EUA quebram o sigilo da denúncia contra Maduro e expõem ao mundo os 4 principais crimes do tirano
03/01/2026 às 20:05 Ler na área do assinante
A procuradora-geral dos Estados Unidos, Pam Bondi, retirou o sigilo da acusação formal contra Nicolás Maduro neste sábado (3). O documento, apresentado por um grande júri federal no Distrito Sul de Nova York, imputa ao líder venezuelano, capturado após operação militar americana em território venezuelano, crimes de narcoterrorismo, conspiração para tráfico internacional de cocaína e uso de armamentos de guerra.
A denúncia sustenta que Maduro comandou, desde 1999, uma extensa rede que utilizava estruturas do Estado venezuelano para transportar cocaína aos EUA. Segundo o documento, a operação envolvia organizações classificadas como terroristas pelo governo norte-americano, como as FARC, o ELN, além do Cartel de Sinaloa, Cartel del Noreste (antigos Zetas) e Tren de Aragua.

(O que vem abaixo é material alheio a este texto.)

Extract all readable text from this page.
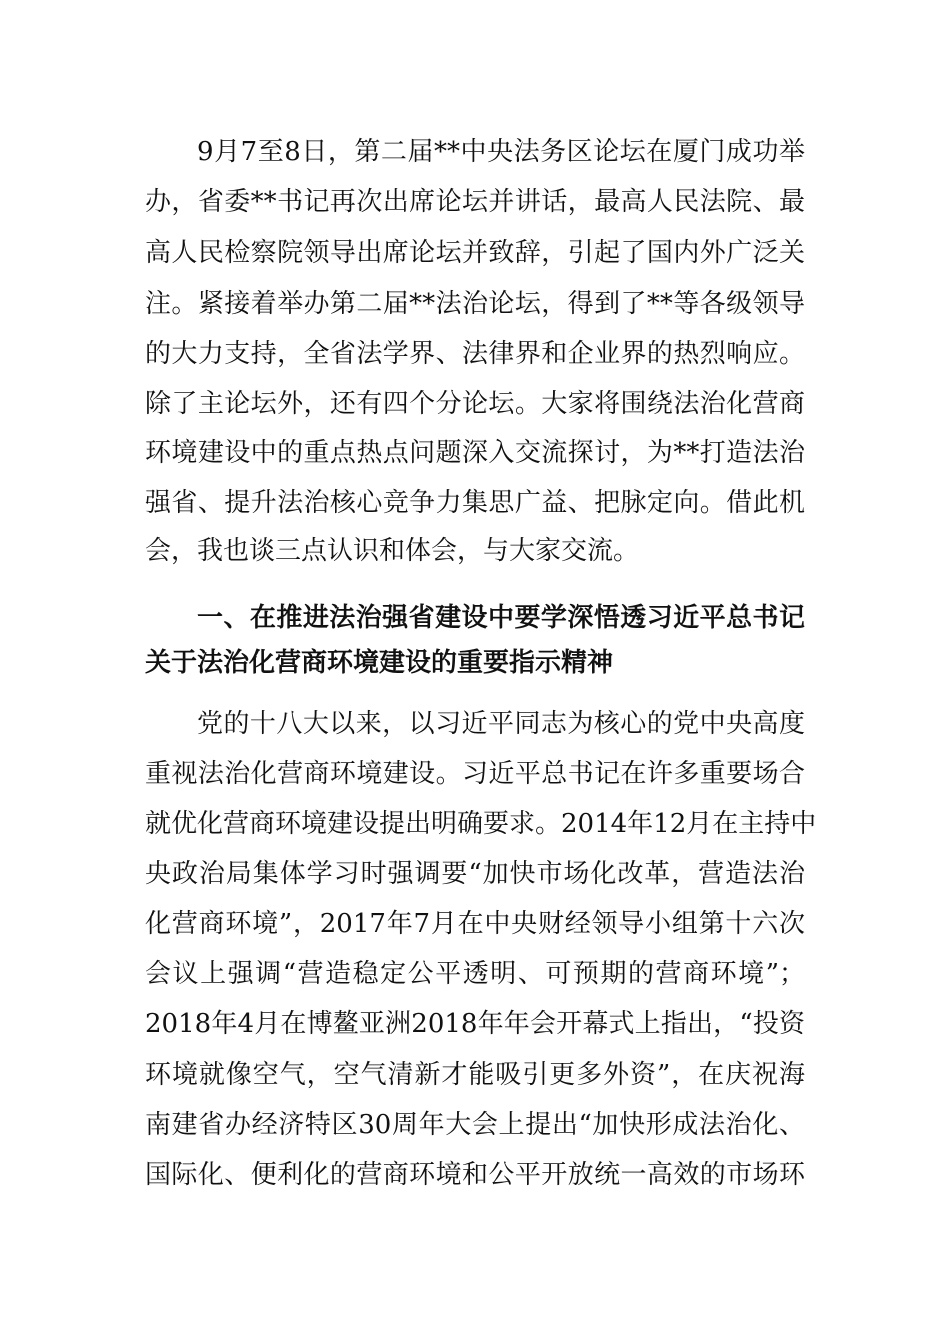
9月7至8日，第二届**中央法务区论坛在厦门成功举
办，省委**书记再次出席论坛并讲话，最高人民法院、最
高人民检察院领导出席论坛并致辞，引起了国内外广泛关
注。紧接着举办第二届**法治论坛，得到了**等各级领导
的大力支持，全省法学界、法律界和企业界的热烈响应。
除了主论坛外，还有四个分论坛。大家将围绕法治化营商
环境建设中的重点热点问题深入交流探讨，为**打造法治
强省、提升法治核心竞争力集思广益、把脉定向。借此机
会，我也谈三点认识和体会，与大家交流。
一、在推进法治强省建设中要学深悟透习近平总书记
关于法治化营商环境建设的重要指示精神
党的十八大以来，以习近平同志为核心的党中央高度
重视法治化营商环境建设。习近平总书记在许多重要场合
就优化营商环境建设提出明确要求。2014年12月在主持中
央政治局集体学习时强调要“加快市场化改革，营造法治
化营商环境”，2017年7月在中央财经领导小组第十六次
会议上强调“营造稳定公平透明、可预期的营商环境”；
2018年4月在博鳌亚洲2018年年会开幕式上指出，“投资
环境就像空气，空气清新才能吸引更多外资”，在庆祝海
南建省办经济特区30周年大会上提出“加快形成法治化、
国际化、便利化的营商环境和公平开放统一高效的市场环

Promotores federais afirmam na acusação que Maduro "sentou-se no topo de um governo corrupto e ilegítimo que, por décadas, protegeu e promoveu atividades ilegais, incluindo o tráfico de drogas". O esquema teria funcionado durante toda a trajetória política do líder venezuelano, desde seu período como deputado até os cargos de ministro das Relações Exteriores, vice-presidente e presidente.
A investigação americana aponta que, enquanto atuava como chanceler da Venezuela, Maduro "vendeu passaportes diplomáticos venezuelanos a traficantes de drogas" e "facilitou voos sob cobertura diplomática para repatriar recursos do narcotráfico". Aeroportos, forças de segurança e canais diplomáticos teriam sido utilizados para dar suporte às operações de tráfico.
O documento judicial menciona também familiares de Maduro. Sua esposa, Cilia Flores, aparece por supostamente participar de negociações com traficantes e receber pagamentos ilícitos. O filho, Nicolás Maduro Guerra, estaria envolvido na logística de transporte de cocaína, inclusive com uso de aeronaves da PDVSA, estatal petrolífera venezuelana.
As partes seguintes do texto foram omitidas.